IBM took an important step in May, announcing the open source of its Granite13B Big Language Model (LLM) for enterprise application scenarios. This move not only demonstrates IBM's leading position in the field of artificial intelligence, but also provides enterprise users with powerful tools to help them better deal with complex business needs. Recently, Armand Ruiz, vice president of product at IBM AI platform, further disclosed the complete data set used to train Granite13B. The total amount of this data set is as high as 6.48TB, covering rich information in multiple fields.

It is worth noting that this huge data set has been strictly preprocessed and reduced to 2.07TB, a 68% reduction. Ruiz emphasized when publishing the data that this preprocessing step is crucial to ensuring high quality, unbiased and ethical and legal requirements of the data set. Enterprise application scenarios have extremely high requirements for data accuracy and reliability, so IBM invested a lot of resources in this process to ensure that the final data set can meet these needs.
The dataset has a wide range of content sources and covers authoritative data in multiple fields.

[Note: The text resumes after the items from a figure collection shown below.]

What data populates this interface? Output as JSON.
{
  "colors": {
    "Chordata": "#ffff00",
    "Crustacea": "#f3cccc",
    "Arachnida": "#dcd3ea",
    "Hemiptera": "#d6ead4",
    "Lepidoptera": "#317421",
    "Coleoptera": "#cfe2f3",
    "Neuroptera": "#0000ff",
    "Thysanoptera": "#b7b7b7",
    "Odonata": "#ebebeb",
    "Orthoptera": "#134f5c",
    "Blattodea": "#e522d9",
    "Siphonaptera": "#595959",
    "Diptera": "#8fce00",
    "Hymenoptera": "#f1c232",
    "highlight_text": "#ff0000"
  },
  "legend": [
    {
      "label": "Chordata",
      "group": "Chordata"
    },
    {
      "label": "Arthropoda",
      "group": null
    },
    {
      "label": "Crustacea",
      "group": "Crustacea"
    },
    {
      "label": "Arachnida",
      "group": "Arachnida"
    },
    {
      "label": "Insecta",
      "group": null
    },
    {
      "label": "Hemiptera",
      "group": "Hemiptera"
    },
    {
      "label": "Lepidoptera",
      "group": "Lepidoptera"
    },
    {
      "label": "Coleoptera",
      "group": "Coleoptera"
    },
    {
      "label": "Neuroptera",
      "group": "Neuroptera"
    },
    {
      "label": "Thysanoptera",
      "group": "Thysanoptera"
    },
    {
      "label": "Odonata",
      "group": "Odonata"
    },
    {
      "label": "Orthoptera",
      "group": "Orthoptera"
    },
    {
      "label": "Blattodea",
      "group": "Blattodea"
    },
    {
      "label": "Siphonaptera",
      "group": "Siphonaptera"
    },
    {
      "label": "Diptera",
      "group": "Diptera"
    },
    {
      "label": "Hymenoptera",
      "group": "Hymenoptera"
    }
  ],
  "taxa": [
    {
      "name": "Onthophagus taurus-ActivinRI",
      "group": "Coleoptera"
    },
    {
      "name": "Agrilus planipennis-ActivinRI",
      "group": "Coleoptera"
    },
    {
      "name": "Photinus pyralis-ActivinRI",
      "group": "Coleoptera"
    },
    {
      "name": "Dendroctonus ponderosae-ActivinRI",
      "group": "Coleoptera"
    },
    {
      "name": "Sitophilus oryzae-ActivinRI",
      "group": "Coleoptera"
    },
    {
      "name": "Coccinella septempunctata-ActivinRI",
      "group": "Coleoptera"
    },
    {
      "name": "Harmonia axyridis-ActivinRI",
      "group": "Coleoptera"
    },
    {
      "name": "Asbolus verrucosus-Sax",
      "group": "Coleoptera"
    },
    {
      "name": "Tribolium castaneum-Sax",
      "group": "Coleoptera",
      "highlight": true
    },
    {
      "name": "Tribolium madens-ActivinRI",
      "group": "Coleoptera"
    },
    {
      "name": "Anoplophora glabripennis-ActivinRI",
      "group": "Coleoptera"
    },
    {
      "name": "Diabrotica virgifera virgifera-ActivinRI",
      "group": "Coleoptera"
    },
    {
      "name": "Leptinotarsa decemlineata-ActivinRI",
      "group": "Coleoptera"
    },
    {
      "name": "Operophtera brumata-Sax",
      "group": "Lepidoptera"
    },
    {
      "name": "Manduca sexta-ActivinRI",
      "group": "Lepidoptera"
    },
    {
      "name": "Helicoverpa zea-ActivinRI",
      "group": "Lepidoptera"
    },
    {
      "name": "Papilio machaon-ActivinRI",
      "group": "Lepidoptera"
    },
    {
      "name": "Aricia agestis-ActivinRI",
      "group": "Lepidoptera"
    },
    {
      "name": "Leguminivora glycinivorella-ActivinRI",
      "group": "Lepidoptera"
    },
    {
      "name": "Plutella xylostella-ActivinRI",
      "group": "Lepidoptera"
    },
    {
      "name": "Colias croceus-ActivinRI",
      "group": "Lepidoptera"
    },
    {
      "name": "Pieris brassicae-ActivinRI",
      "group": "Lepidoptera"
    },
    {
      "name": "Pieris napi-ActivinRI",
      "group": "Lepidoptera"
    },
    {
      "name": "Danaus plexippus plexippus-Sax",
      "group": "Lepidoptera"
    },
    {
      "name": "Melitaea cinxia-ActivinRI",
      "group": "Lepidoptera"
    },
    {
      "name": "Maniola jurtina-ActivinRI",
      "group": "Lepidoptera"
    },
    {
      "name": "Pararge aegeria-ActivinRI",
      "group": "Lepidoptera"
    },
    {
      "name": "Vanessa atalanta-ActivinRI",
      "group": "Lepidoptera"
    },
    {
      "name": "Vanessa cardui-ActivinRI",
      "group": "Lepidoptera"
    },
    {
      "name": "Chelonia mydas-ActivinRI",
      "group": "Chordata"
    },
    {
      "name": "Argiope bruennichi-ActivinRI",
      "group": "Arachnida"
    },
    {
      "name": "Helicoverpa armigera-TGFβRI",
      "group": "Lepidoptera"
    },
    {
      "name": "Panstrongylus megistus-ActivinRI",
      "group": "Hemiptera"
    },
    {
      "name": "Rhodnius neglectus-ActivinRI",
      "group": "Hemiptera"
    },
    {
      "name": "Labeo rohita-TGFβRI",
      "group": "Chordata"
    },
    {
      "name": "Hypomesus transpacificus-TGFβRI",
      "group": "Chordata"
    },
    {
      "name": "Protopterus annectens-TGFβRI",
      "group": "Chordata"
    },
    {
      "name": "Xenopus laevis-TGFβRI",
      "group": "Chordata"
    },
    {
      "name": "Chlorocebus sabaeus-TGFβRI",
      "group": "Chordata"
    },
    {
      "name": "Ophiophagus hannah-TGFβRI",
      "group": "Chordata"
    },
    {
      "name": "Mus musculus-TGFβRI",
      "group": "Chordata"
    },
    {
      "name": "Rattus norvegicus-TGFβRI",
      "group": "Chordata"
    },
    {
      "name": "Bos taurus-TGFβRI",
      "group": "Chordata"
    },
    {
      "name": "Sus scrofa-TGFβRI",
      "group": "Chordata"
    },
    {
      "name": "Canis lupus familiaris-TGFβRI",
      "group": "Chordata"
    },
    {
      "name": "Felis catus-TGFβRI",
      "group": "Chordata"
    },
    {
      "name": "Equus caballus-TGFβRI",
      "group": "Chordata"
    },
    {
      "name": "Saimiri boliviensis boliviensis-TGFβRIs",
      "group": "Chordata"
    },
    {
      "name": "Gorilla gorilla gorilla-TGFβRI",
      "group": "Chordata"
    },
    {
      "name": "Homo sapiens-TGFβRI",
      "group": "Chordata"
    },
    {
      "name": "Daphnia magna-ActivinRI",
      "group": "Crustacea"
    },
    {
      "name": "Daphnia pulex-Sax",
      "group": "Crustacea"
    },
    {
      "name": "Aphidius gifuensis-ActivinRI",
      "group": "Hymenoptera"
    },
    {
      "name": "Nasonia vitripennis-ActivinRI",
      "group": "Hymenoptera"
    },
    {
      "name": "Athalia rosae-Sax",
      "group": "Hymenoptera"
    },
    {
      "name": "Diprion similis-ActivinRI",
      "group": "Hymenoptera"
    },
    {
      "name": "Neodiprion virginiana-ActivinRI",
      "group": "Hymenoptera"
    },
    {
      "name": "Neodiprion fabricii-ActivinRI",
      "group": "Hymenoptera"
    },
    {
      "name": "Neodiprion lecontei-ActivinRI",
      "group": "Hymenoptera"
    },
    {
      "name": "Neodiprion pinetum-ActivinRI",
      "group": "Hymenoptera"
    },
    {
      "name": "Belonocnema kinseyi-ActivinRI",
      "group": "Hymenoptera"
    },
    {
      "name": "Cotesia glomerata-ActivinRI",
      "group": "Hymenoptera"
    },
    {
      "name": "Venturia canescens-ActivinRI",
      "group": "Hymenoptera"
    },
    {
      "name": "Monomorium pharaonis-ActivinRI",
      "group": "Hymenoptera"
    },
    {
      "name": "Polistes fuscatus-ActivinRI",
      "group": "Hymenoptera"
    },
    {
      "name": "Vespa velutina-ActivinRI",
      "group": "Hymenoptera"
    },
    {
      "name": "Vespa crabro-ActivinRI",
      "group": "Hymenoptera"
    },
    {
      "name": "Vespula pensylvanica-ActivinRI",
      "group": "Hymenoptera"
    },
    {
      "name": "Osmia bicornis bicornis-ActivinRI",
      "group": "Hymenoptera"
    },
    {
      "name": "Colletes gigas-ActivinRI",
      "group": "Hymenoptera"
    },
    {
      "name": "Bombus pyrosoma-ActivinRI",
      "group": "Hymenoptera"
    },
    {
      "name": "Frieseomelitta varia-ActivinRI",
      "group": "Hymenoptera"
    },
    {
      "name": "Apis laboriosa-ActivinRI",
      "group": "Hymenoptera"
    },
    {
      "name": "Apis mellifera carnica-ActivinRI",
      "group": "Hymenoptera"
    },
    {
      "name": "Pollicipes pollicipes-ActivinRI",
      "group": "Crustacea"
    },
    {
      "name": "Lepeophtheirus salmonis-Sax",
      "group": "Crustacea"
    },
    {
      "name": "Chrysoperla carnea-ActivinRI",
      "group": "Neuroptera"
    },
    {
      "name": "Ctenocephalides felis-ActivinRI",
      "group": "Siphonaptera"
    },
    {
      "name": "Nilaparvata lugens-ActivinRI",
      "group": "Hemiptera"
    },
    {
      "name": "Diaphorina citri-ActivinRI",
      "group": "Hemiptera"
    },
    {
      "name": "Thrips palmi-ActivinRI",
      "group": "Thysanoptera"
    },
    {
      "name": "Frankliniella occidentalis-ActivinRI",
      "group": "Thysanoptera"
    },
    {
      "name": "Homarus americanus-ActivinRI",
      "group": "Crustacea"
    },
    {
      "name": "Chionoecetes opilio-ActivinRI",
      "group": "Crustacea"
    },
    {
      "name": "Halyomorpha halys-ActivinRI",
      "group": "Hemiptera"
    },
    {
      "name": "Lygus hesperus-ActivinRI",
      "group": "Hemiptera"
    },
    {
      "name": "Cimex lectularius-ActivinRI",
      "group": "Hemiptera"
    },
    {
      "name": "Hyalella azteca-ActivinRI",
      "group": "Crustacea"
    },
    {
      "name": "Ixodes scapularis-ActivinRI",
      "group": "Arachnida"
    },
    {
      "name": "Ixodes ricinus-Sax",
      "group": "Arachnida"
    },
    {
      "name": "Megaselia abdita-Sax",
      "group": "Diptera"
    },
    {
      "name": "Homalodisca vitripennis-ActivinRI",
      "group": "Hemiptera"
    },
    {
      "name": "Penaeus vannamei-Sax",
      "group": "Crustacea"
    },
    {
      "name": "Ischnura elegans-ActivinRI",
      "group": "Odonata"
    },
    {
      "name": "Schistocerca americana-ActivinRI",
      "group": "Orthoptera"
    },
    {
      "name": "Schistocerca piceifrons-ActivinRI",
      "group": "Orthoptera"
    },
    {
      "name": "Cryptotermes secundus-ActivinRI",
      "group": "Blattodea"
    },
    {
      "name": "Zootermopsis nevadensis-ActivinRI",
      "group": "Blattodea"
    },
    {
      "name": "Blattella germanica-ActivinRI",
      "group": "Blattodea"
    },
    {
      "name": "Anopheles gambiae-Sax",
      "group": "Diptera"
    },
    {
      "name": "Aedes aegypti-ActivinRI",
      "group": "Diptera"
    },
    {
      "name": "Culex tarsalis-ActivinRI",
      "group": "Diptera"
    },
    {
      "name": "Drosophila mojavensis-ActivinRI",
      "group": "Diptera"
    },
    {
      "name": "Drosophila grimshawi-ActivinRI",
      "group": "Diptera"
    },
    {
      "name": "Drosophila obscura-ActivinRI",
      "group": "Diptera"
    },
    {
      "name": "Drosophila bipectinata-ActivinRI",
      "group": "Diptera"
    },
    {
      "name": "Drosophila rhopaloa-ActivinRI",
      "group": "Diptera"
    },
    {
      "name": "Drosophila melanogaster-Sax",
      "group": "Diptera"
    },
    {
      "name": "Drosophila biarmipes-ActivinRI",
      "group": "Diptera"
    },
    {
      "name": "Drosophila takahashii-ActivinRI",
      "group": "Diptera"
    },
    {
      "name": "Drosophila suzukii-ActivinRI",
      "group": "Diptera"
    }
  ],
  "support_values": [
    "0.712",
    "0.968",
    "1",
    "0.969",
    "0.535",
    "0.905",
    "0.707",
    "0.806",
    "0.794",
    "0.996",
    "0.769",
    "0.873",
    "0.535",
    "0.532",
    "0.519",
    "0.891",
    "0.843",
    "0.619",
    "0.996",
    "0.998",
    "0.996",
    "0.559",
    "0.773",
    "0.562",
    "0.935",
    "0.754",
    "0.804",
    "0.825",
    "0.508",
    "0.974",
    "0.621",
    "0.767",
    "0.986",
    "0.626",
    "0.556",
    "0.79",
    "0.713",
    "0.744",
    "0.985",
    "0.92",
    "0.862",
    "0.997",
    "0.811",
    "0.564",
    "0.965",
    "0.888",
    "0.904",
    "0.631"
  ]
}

These include more than 2.4 million scientific papers preprints from arXiv, Common Crawl's open network crawl, and DeepMind Mathematics' mathematical Q&A. In addition, the dataset contains Free Law from the U.S. courts, GitHub Clean code data provided by CodeParrot, and Hacker News Computer Science and Entrepreneur News from 2007 to 2018.
Other important data sources include OpenWeb Text (an open source version of the OpenAI Web Text corpus), Project Gutenberg (a free e-book focused on early work), Pubmed Central’s biomedical and life science papers, and the U.S. Securities and Exchange Commission (SEC) 10-K/Q submissions (1934-2022). In addition, the dataset includes user-contributed content on the Stack Exchange network, US patents (USPTOs) awarded between 1975 and May 2023, unstructured web content provided by Webhose, and content from eight English Wikimedia projects .
During the preprocessing process, IBM has adopted a variety of technical means, including text extraction, deduplication, language recognition, sentence segmentation, and labeling of hatred, abuse and swear words. In addition, steps such as document quality annotation, URL masking annotation, filtering and tokenization are also applied in the dataset. These steps ensure the purity and high quality of the dataset, laying a solid foundation for model training.
IBM not only disclosed the data set, but also released four versions of the Granite code model, with parameters ranging from 3 billion to 34 billion. These models performed well in a range of benchmarks and surpassed other comparable models in many tasks such as Code Llama and Llama3. This achievement further proves IBM's technical strength and innovative capabilities in the field of artificial intelligence.
In summary, IBM's series of measures not only provide powerful tools for enterprise users, but also make important contributions to the development of the field of artificial intelligence. By exposing high-quality data sets and excellent performance models, IBM is promoting the widespread popularity of AI technology in enterprise applications and paving the way for future innovation.